Les associations nationales du monde entier se voient désormais présenter un ultimatum : accepter la captation irréversible des plus grandes compétitions de football ou en subir les conséquences. Ce n’est pas une « décision démocratique », mais une gouvernance par l’intimidation – un acte de coercition indigne d’une institution chargée de la gestion du jeu mondial.
Mais notre opposition va bien au-delà de la procédure.
Le moment où des investisseurs externes acquièrent des participations dans les compétitions de la FIFA, le football change à jamais. Le rendement commercial devient une obligation permanente. Les attentes des investisseurs deviennent une pression quotidienne.

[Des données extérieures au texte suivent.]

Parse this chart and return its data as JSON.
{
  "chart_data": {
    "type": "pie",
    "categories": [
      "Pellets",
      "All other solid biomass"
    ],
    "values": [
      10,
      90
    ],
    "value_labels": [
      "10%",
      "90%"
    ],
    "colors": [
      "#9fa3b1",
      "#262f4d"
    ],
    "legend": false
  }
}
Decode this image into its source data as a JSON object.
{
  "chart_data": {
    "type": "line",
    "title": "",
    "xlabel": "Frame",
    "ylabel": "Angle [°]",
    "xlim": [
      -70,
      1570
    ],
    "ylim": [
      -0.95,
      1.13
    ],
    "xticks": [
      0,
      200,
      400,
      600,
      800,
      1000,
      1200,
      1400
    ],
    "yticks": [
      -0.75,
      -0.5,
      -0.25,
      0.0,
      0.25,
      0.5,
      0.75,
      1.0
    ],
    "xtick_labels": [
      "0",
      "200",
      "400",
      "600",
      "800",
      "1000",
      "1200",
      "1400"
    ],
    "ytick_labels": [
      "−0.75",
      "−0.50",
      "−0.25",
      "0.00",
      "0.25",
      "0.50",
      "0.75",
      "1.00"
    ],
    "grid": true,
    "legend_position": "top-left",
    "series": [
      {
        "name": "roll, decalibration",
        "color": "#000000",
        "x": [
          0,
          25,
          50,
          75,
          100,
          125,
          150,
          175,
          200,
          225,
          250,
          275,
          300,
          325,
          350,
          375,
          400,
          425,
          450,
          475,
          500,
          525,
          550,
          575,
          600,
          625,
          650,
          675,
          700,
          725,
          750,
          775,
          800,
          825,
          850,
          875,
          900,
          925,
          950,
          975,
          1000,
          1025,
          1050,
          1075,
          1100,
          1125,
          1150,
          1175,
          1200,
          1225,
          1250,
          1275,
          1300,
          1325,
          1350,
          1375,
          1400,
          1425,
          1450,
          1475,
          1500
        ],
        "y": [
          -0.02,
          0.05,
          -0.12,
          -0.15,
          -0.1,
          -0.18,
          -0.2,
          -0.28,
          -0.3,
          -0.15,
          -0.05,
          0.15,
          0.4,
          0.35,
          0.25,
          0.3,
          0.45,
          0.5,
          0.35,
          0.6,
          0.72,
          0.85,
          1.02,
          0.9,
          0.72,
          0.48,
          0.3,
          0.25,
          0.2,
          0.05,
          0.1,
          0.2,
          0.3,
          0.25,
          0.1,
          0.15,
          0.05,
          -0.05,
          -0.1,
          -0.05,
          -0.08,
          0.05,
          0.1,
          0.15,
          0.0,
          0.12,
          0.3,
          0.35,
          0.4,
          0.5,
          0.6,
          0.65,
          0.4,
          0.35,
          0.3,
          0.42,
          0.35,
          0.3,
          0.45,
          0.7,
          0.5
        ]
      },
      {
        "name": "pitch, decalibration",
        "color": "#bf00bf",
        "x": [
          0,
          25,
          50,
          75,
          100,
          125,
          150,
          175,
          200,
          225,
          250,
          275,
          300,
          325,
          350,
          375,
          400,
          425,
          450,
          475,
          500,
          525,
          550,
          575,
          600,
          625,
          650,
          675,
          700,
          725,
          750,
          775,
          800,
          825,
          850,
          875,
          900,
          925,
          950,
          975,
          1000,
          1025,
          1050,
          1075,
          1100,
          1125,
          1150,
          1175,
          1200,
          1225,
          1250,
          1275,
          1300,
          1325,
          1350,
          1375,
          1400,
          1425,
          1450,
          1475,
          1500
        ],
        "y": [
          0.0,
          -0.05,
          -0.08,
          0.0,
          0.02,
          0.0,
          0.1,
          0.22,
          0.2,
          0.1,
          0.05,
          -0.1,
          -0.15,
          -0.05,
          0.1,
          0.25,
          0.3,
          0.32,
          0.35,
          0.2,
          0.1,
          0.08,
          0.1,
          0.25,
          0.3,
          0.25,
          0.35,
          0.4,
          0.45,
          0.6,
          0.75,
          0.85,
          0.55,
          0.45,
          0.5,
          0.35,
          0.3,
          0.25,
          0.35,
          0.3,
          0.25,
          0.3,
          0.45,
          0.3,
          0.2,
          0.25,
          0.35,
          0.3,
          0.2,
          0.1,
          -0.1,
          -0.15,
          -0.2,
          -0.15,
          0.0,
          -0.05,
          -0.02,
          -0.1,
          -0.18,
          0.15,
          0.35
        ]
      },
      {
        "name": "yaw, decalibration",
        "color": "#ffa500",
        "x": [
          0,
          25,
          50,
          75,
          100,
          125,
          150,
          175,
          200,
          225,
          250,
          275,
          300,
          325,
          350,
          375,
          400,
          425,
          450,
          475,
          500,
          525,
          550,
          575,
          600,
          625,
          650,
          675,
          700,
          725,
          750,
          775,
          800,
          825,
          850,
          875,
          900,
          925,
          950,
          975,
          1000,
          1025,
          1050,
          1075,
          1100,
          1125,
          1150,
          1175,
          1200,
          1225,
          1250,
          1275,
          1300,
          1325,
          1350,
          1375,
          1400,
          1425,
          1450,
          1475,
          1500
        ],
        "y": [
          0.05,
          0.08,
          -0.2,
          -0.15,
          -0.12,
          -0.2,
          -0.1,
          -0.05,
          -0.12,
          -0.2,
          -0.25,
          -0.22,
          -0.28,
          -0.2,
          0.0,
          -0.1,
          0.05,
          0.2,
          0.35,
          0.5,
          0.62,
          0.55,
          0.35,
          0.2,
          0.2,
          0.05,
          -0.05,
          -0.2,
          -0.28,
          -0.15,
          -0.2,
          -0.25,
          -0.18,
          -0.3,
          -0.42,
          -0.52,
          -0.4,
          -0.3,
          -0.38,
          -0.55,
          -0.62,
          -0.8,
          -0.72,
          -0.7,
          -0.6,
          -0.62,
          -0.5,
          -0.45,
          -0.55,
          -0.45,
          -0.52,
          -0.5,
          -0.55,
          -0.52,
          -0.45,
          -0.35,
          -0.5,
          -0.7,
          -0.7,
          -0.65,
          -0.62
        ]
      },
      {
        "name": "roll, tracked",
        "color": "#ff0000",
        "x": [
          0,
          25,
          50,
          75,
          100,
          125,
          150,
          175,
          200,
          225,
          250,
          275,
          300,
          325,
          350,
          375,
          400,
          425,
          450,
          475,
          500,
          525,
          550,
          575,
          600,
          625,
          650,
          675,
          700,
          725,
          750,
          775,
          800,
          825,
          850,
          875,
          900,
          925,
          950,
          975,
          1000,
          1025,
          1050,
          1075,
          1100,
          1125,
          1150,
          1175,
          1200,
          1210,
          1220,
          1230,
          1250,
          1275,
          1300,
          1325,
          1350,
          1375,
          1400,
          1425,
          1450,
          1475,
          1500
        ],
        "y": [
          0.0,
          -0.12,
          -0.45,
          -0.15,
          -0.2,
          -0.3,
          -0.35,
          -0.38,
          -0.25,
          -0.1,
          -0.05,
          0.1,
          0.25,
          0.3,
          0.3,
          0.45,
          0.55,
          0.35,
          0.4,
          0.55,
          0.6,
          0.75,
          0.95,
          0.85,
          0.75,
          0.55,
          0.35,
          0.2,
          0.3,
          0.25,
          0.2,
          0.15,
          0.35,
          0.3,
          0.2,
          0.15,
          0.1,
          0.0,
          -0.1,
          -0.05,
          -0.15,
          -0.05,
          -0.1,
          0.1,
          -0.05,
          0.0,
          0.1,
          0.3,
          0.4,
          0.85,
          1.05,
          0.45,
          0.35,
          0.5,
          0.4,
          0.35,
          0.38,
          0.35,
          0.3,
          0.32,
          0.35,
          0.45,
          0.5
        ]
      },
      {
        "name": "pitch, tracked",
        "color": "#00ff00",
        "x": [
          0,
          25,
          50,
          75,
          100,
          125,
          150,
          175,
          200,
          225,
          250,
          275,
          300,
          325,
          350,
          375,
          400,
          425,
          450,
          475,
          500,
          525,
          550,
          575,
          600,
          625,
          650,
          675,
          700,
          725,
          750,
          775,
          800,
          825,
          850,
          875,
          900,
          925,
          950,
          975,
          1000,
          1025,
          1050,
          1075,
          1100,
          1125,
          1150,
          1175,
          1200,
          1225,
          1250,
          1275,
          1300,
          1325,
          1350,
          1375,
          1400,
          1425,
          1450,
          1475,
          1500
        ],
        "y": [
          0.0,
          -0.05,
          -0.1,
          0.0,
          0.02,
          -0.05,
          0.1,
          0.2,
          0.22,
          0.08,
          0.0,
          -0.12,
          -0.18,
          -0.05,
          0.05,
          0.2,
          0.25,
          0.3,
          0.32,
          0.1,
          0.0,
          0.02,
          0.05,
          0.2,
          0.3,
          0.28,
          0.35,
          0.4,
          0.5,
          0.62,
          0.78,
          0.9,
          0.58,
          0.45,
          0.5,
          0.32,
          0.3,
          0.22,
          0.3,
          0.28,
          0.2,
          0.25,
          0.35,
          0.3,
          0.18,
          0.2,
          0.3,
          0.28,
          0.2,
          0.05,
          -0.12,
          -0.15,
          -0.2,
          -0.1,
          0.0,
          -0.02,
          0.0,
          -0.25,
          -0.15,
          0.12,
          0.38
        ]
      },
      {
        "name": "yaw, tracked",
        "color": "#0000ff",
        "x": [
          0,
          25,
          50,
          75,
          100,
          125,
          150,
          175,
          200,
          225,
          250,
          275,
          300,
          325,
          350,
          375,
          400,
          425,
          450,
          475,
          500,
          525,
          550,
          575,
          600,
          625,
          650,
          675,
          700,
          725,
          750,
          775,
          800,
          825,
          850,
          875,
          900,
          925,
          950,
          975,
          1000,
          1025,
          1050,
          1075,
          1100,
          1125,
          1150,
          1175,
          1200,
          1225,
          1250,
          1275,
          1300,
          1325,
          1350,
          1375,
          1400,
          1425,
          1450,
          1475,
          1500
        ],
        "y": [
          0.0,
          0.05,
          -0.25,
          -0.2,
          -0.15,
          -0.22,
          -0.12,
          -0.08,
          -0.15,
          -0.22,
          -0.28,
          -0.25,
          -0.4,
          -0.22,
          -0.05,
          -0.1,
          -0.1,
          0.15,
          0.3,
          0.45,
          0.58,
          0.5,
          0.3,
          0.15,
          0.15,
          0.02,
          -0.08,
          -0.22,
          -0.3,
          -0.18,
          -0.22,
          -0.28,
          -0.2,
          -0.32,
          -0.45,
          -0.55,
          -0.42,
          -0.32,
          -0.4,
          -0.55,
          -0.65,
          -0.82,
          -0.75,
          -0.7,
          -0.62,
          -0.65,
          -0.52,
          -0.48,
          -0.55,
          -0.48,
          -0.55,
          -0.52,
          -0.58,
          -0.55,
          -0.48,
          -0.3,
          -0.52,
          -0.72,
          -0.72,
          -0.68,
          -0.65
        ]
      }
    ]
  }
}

À partir de cet instant, chaque décision concernant le calendrier international, chaque décision sur les formats des compétitions et chaque décision qui façonne l'avenir du football n'est plus guidée par ce qui sert le mieux le jeu, mais par ce qui sert le mieux les actionnaires.
Ce modèle n'a pas sa place dans le football mondial. L'avenir du football ne peut être dicté par les attentes de ceux dont le premier devoir est de maximiser le rendement financier. Les intérêts des associations nationales, des ligues, des clubs, des joueurs et des supporters ne peuvent pas non plus être subordonnés aux retours sur investissement. Le football ne peut pas hypothéquer son avenir pour un gain financier.
La position de l’Europe est claire. Nous ne prêterons jamais notre légitimité à ce modèle. Personne n’a l’autorité morale de vendre ce qu’il ne fait que détenir en fiducie pour la génération suivante.
À la suite de la discussion d’aujourd’hui, aucune équipe nationale de l’UEFA ne participera à une quelconque compétition de la FIFA tant que ces propositions resteront en vigueur, à moins que cette proposition ne soit abandonnée dans son intégralité et que des garanties contraignantes ne soient données que la FIFA n’ouvrira plus jamais sa gouvernance ou ses compétitions à la propriété privée.
"Personne ne doit en douter : l'UEFA et ses associations nationales s'opposeront à ces projets avec une détermination absolue.
Il y a des moments où les institutions sont jugées non pas sur ce qu'elles sont prêtes à accepter, mais sur ce qu'elles refusent de compromettre. C'est l'un de ces moments.
Certaines choses sont tout simplement trop importantes pour être vendues. La Coupe du Monde de la FIFA appartient au football. Elle lui appartiendra toujours. Et tant que l’Europe aura une voix, elle ne sera jamais à vendre.